Plane No.7 motions to this gap, referencing Ireland as the seventh nation to join the EU. It uses rhizomatic thinking to reconfigure EU data about the Irish cost of living between 1997 and 2019, resulting in a series of human sized flat-packed planes. It reimagines data about us as an object which requires no skill to put together.
Research paper about this work was published through Leuven University Press.



‘While the work does not overtly scream or protest, Plane No 7 slots perfectly into a veneered type of critique of capitalism, successfully playing with irony and projecting an awareness of the world in which it sits. The replicable and hypercommercial look of the work is a testament to Schmidke’s reflexivity and awareness of the systems that she inhabits. With an already rich body of work produced during her time at LSAD, Schmidke’s Plane No. 7 presented itself as the culmination of work by a motivated and concerned undergraduate, with an unusual sense of maturity and potential.’
- Gianna Tasha Tomasso for CIRCA Magazine
Dimensions: Dimensions variable (between 3m by 3 m to 5m by 5m depending on configuration)
Materials: Perspex
Shown at: LSAD 2019 Graduate Exhibition, Limerick, PARADOX, Riga, 2019, LSAD Graduate Award in Limerick City Gallery, 2020, GOMA, Waterford, 2020
This work is a part of the LCGA Permanent Collection.
Addressing Problems of our Capitalist Economies through Artistic Production
‘My artistic enquiries are driven by a desire to expose and understand the gap between financial capitalism and our everyday ‘lived’ economies. I make pieces by working through the many problems that arise from this gap, three of which informed the construction of the works Plane No.7 and The Homeless Line; the scale of our economies, statistics as a visualisation tool and how such data could become graspable.’
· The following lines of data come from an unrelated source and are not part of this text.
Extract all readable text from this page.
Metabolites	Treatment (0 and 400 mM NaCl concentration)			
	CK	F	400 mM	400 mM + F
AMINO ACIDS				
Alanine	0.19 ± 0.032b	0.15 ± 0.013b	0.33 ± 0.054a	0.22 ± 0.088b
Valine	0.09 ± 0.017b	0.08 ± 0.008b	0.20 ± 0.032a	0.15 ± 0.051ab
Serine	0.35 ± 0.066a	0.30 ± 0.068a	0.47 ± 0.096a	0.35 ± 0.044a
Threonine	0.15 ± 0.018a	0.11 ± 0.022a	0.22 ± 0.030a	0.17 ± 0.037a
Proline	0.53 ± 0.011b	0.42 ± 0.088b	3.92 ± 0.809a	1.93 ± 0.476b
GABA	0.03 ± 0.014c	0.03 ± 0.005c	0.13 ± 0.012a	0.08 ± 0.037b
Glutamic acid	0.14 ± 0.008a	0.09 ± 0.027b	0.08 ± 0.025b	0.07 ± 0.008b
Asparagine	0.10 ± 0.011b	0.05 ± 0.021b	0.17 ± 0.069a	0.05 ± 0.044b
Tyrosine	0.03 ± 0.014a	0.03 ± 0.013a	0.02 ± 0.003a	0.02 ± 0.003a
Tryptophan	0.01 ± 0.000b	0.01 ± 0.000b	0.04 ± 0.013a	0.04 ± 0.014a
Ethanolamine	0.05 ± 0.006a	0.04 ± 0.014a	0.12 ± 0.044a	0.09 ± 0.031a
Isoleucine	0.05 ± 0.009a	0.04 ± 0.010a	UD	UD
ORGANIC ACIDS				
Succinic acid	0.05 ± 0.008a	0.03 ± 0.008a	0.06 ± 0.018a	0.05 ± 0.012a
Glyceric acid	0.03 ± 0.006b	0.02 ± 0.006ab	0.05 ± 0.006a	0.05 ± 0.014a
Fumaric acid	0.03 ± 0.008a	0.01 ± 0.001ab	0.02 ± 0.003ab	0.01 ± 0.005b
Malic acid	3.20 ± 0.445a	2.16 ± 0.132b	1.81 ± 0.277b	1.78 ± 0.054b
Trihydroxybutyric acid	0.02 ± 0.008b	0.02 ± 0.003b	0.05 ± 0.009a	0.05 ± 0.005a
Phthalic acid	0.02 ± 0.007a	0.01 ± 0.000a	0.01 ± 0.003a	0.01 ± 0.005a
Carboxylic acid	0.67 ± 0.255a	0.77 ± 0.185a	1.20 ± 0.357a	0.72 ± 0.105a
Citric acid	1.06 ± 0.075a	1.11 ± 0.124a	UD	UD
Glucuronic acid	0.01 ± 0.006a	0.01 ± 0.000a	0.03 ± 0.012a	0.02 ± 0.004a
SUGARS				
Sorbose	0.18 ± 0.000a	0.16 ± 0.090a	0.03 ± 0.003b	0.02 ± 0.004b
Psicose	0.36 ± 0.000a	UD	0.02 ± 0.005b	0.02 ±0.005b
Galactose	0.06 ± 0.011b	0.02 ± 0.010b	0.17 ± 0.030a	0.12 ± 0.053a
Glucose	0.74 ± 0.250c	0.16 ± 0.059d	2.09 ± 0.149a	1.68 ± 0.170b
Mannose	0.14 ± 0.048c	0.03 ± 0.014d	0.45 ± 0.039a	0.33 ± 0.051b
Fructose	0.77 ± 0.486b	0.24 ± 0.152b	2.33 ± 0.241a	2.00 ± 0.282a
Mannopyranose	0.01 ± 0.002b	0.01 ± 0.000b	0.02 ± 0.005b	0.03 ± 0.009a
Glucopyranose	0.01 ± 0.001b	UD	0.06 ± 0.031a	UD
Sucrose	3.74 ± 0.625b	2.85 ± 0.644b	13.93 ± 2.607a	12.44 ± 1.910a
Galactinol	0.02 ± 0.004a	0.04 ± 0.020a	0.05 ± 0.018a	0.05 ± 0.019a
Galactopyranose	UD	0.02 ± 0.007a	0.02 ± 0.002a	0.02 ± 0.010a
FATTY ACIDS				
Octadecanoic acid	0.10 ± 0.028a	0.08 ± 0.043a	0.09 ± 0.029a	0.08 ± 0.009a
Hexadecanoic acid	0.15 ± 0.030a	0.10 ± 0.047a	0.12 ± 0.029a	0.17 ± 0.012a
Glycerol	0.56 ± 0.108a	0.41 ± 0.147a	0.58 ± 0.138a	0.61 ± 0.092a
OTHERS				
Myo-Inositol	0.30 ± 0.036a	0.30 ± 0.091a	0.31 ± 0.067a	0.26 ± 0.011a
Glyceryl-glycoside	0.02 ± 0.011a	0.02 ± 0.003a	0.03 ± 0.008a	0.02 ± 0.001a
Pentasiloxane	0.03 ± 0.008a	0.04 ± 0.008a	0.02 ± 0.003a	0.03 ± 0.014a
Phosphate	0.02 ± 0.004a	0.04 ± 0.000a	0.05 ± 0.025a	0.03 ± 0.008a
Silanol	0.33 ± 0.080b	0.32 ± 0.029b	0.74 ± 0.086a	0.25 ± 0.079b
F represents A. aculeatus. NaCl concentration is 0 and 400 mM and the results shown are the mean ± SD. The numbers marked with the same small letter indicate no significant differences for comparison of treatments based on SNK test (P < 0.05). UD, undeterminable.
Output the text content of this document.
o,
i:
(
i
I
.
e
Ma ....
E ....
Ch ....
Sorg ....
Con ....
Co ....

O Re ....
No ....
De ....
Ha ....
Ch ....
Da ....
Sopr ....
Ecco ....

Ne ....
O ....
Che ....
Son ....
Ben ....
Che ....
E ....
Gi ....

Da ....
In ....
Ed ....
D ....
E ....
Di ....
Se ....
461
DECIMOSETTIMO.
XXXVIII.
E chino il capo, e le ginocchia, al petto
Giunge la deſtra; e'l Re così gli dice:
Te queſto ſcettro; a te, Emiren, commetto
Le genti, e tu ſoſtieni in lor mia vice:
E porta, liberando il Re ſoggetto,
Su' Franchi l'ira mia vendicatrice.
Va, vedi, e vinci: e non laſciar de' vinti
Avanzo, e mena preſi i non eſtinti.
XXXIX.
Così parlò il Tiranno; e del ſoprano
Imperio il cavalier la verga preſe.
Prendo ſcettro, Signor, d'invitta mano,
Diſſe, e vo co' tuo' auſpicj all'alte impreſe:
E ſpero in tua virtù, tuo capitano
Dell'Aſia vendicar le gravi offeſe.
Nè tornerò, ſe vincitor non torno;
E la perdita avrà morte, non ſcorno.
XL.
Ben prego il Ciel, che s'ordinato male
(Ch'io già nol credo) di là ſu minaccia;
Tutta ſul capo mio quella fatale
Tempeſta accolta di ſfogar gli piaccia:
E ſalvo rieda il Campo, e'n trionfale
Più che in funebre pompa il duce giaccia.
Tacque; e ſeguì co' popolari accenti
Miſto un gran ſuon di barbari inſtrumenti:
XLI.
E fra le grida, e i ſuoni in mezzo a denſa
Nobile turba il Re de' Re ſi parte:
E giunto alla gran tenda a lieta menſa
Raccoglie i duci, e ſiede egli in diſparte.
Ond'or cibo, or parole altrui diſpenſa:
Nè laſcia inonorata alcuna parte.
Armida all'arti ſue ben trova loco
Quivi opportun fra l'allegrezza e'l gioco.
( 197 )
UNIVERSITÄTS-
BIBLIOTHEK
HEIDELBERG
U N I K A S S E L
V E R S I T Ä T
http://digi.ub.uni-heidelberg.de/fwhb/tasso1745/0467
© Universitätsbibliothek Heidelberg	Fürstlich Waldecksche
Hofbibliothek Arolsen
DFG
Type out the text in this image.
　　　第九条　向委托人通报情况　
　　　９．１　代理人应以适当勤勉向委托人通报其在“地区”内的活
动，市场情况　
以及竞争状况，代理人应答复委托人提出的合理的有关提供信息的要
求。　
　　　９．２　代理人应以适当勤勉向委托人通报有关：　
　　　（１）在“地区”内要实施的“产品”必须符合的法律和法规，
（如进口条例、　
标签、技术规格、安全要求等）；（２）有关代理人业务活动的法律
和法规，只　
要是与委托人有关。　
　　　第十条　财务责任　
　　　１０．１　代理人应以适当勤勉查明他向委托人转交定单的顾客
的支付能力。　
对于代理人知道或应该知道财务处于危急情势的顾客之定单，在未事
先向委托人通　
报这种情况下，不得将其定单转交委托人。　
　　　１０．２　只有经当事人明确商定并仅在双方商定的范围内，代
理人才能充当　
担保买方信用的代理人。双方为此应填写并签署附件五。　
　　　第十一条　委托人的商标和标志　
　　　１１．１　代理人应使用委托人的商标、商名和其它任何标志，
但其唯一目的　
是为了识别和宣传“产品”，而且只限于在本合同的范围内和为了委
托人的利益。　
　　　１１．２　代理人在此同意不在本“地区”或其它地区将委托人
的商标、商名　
- Niamh Schmidtke, pp. 395 Machine Assemblages of Desire
Published through Leuven University Press.

Dimensions: 10cm X 10cm when folded
Materials: Digital Photo Paper
Shown at: LSAD Graduate Exhibition, Limerick, 2019, LCGA Graduate Award Exhibition, 2019, Orpheus Institute, Ghent, Belgium, 2019, GOMA, Waterford, Ireland, 2020
This work is a part of the LCGA Permanent Collection, and the OPW National Collection.